По традициям сталинских времен каждое служебное помещение в учреждениях властных структур обязательно должен был украшать портрет великого вождя — Сталина. В кабинете Аношина все выглядело иначе. На стене над столом, за которым сидел секретарь обкома, висел его собственный портрет, писанный маслом.
Портрет Сталина располагался в неположенном ему месте — на стене над дверью кабинета и его можно было увидеть, только оставляя помещение.
Нетрудно представить, в какой форме и с какой оперативностью с каким злорадством и ехидством товарищу Сталину доложили о чудачествах башкирского секретаря.
Под благовидным предлогом в Уфу выехал один из сотрудников центральной контрольной комиссии, чтобы лично разобраться в деле и в случае чего принять меры прямо на месте.
На вопрос почему кабинет секретаря украшен его собственным изображением, Аношин ответил с высоким достоинством и глубоким пониманием своего положения в структуре власти.

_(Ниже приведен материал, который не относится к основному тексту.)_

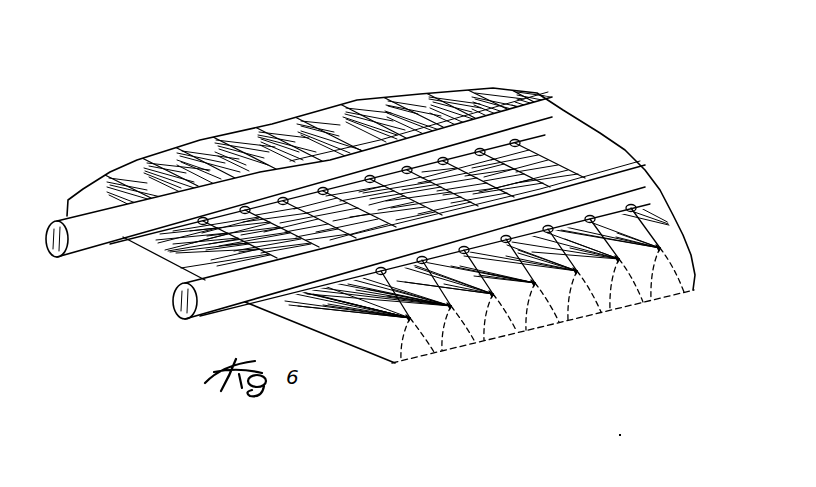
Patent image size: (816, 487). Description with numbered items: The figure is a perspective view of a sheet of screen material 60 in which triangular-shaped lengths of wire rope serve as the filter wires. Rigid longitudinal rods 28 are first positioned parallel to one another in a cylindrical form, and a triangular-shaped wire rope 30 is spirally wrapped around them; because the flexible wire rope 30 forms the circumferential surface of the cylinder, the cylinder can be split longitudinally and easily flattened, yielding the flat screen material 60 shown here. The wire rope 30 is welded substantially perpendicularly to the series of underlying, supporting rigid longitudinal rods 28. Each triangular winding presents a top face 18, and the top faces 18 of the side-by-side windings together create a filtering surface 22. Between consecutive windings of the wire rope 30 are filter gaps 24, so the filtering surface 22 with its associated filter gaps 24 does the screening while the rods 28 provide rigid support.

— Сюда, в Башкирию, я направлен товарищем Сталиным и облечен его высоким доверием. Я здесь представитель ЦК и значит его личный представитель. Входя в мой кабинет, люди должны видеть меня, даже если я здесь отсутствую. Зато я сам должен видеть перед собой товарища Сталина, смотреть ему прямо в глаза со всей большевистской честностью…
О разговоре было доложено Сталину. Тот выслушал, понял, с кем имеет дело, хотя и раньше представлял, что собой являет его посланец в Башкирии и сказал:
— В действиях товарища Аношина просматривается определенная логика и принципиальность. Больше к этому вопросу возвращаться не будем.
В годы войны Аношину присвоили воинское звание и назначили членом военного совета армии. По фронтам он прошел до победы, представляя в войсках партийное влияние.
В середине шестидесятых годов мне потребовалось встретиться с Аношиным, чтобы уточнить кое-какие детали в готовившейся публикации. Спросил генерала Лисицина, старого армейского политработника, не знает ли он, где живет Аношин.
— Рядом со мной, — сказал Лисицин. — На Кутузовском проспекте. Мы вечерами гуляем и встречаемся. Но он старается держаться от нас в стороне. Наши часто его спрашивают: «А портрет сохранился? Покажи». Это его всегда злит…
Генералы тоже шутят…
На учениях генерал выговаривает командиру полка:
— Бардак! К штабу может проехать каждый, кому ни лень. Немедленно поставьте на дороге шлагбаум или толкового офицера.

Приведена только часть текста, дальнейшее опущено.